GNOME Bugzilla – Bug 623968
gtkdoc-mkdb generates invalid xml from sgml in inline comments
Last modified: 2010-10-20 08:57:13 UTC
I'm using SGML in inline SECTION comments. See example here: http://trac.bjourne.webfactional.com/browser/gtkimageview/src/gtkanimview.c?rev=692 gtkdoc-mkdb used to just insert that verbatim into the output xml file, but now it inserts a spurious extra <para> tag in the xml file for reasons I don't fully understand. It leads to a parser error like this "../xml/gtkanimview.xml:99: parser error : Opening and ending tag mismatch: para line 65 and refsect1" and broken documentation.
The problem is not present with gtkdoc 1.11 so the regression must be newer than that.
I made a small test: /** * bug_623968a: * * <para> * test * </para> * <refsect2> * <title>subsect</title> * <para> * test * </para> * </refsect2> **/ and it is the blank line before the doc body. There has been a change in last release for taking care of some issues causes by gtk-doc inserting "</para><para>" for blank lines. I'll check the changes now.

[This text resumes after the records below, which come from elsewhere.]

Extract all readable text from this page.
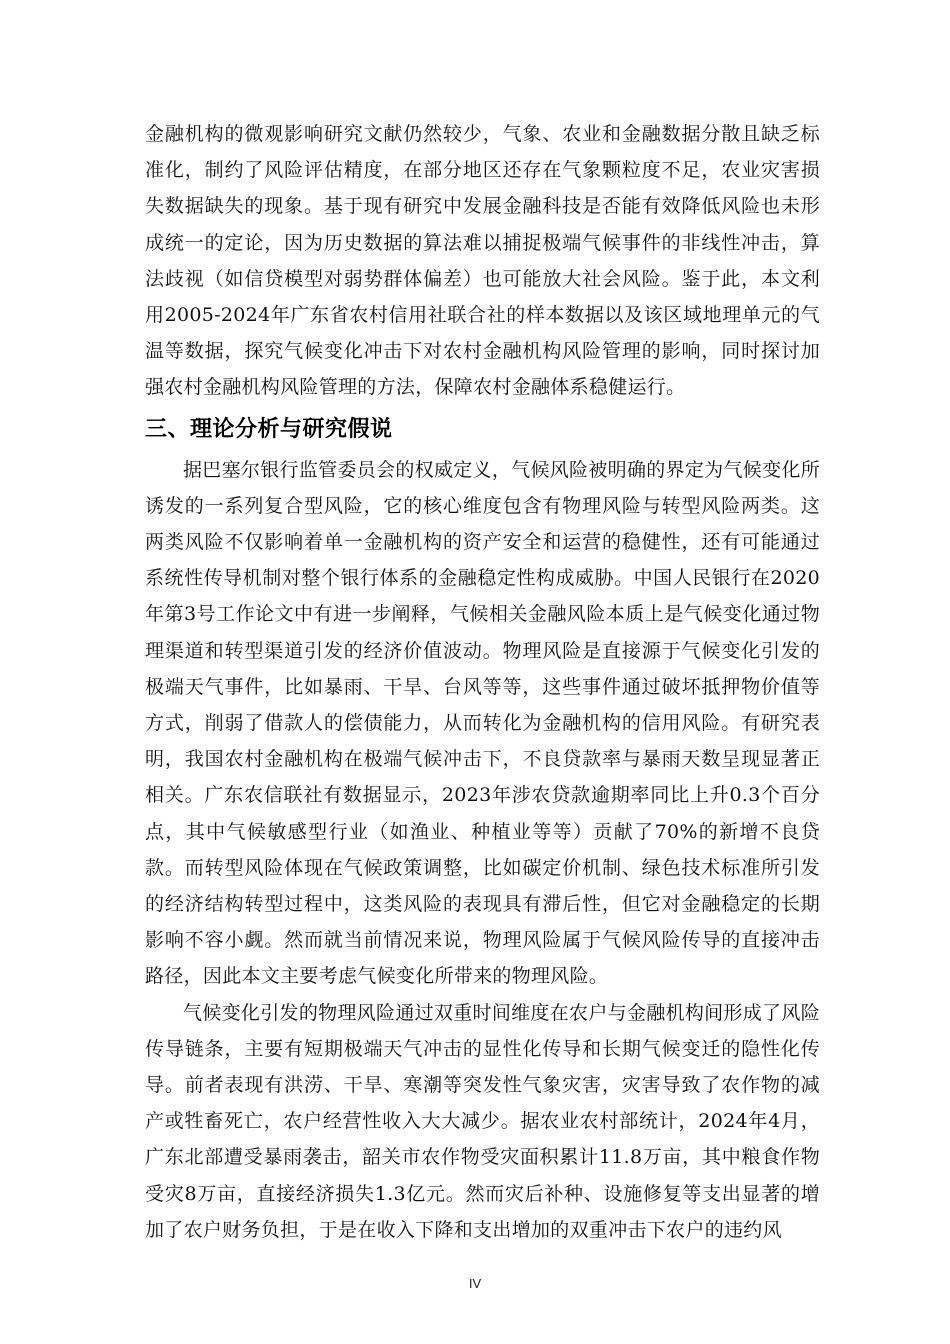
金融机构的微观影响研究文献仍然较少，气象、农业和金融数据分散且缺乏标准化，制约了风险评估精度，在部分地区还存在气象颗粒度不足，农业灾害损失数据缺失的现象。基于现有研究中发展金融科技是否能有效降低风险也未形成统一的定论，因为历史数据的算法难以捕捉极端气候事件的非线性冲击，算法歧视（如信贷模型对弱势群体偏差）也可能放大社会风险。鉴于此，本文利用2005-2024年广东省农村信用社联合社的样本数据以及该区域地理单元的气温等数据，探究气候变化冲击下对农村金融机构风险管理的影响，同时探讨加强农村金融机构风险管理的方法，保障农村金融体系稳健运行。

三、理论分析与研究假说

据巴塞尔银行监管委员会的权威定义，气候风险被明确的界定为气候变化所诱发的一系列复合型风险，它的核心维度包含有物理风险与转型风险两类。这两类风险不仅影响着单一金融机构的资产安全和运营的稳健性，还有可能通过系统性传导机制对整个银行体系的金融稳定性构成威胁。中国人民银行在2020年第3号工作论文中有进一步阐释，气候相关金融风险本质上是气候变化通过物理渠道和转型渠道引发的经济价值波动。物理风险是直接源于气候变化引发的极端天气事件，比如暴雨、干旱、台风等等，这些事件通过破坏抵押物价值等方式，削弱了借款人的偿债能力，从而转化为金融机构的信用风险。有研究表明，我国农村金融机构在极端气候冲击下，不良贷款率与暴雨天数呈现显著正相关。广东农信联社有数据显示，2023年涉农贷款逾期率同比上升0.3个百分点，其中气候敏感型行业（如渔业、种植业等等）贡献了70%的新增不良贷款。而转型风险体现在气候政策调整，比如碳定价机制、绿色技术标准所引发的经济结构转型过程中，这类风险的表现具有滞后性，但它对金融稳定的长期影响不容小觑。然而就当前情况来说，物理风险属于气候风险传导的直接冲击路径，因此本文主要考虑气候变化所带来的物理风险。

气候变化引发的物理风险通过双重时间维度在农户与金融机构间形成了风险传导链条，主要有短期极端天气冲击的显性化传导和长期气候变迁的隐性化传导。前者表现有洪涝、干旱、寒潮等突发性气象灾害，灾害导致了农作物的减产或牲畜死亡，农户经营性收入大大减少。据农业农村部统计，2024年4月，广东北部遭受暴雨袭击，韶关市农作物受灾面积累计11.8万亩，其中粮食作物受灾8万亩，直接经济损失1.3亿元。然而灾后补种、设施修复等支出显著的增加了农户财务负担，于是在收入下降和支出增加的双重冲击下农户的违约风

IV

I probably never notices as in e.g. gstreamer docs I do: /** * bug_623968a: * * test content. bla bla bla .... * * <refsect2> * <title>subsect</title> * <para> * test * </para> * </refsect2> **/ commit 235669e75846078b78580e90332f6d55296f8110 Author: Stefan Kost <ensonic@users.sf.net> Date: Mon Jul 12 13:00:59 2010 +0300 mkdb: better xml fixup after blank line expansion Our previous heuristics have been a bit too simple. Make it works for different refsect level and also docs starting with a para. Fixes #623968 commit af84db8455e3db55341ed0921d1083209a06c851 Author: Stefan Kost <ensonic@users.sf.net> Date: Mon Jul 12 12:59:58 2010 +0300 tests: new test for bug #623968
This broke the gio docs.
Ryan, can you be more specific? Whats the error? Which symbol?
i end up with these errors running git master against git master: ../xml/gfileattribute.xml:141: parser error : Opening and ending tag mismatch: refsect1 line 48 and para </para> ^ ../xml/gfileattribute.xml:229: parser error : Opening and ending tag mismatch: refentry line 7 and para </para> ^ ../xml/gfileattribute.xml:230: parser error : Extra content at the end of the document </refsect1> line 141, for example has: </tbody> </tgroup> </table> </para> </para> <--- this is 141 <para> Please note that these are not all of the possible namespaces. More namespaces can be added from GIO modules or by individual applications. For more information about writing GIO modules, see <link linkend="GIOModule"><type>GIOModule</type></link>. of course, at the top of that paragraph is only one <para> here's the source: http://git.gnome.org/browse/glib/tree/gio/gfileattribute.c#n120 * </tbody> * </tgroup> * </table> * </para> * <-- there is a trailing space on this line * Please note that these are not all of the possible namespaces. * More namespaces can be added from GIO modules or by individual applications. * For more information about writing GIO modules, see #GIOModule.
I am not sure why this worked before, but the comment in gfileattribute.c is wrong: * * Classes that implement #GFileIface will create a #GFileAttributeInfoList and * install default keys and values for their given file system, architecture, * and other possible implementation details (e.g., on a UNIX system, a file * attribute key will be registered for the user id for a given file). * * <para> * <table> gtk-doc will insert </para><para> for each empty line. Either you ommit the <para> before the <table> or you wrap all the non-xml paragraphs above with one big <para>....</para> and remove the blank line.
The problem is not that <para> is being nested (I think that's actually OK with docbook). The problem is rather that there is a </para> without a <para>. Regardless of what the source documentation says, as long as <para> and </para> tags are balanced, gtk-doc should not output XML that has unbalanced <para> and </para> tags. The input is balanced. At the start, <para><table> at the end, </table></para> But the gtk-doc output has at the start: <para><table> and at the end: </table></para></para> No matter how you slice it, that's gotta be a gtk-doc bug.
It should be fine again since I reverted the change. The 'algorithm' is as below: 1.) take the whole doc-body bla1 bla2 2.) wrap it in <para>...</para> <para> bla1 bla2 </para> 3.) replace blank lines with </para></para> <para> bla1 </para></para> bla2 </para> This causes some problems: bla1 <refsect2>bla2</refsect2> becomes: <para> bla1 </para></para> <refsect2>bla2</refsect2> </para> which is wellformed, but invalid as a refsect can't be part of a <para> :/ Summa, summarum. Previous attempts to handle it were too naiive. Its a bit tough as one can put any docbook into the docs and I can't even use a xml parser in perl without adding dependencies :/ My current plan is to wrap chunk by chunk and only wrap chunks not already wrapped with xml tags into <para>...</para>.
Please every body try the git version and let me know if you are okay with it.
Please reopen if it is still an issue. And it is a good change to try again now, as I'd like to release 1.16.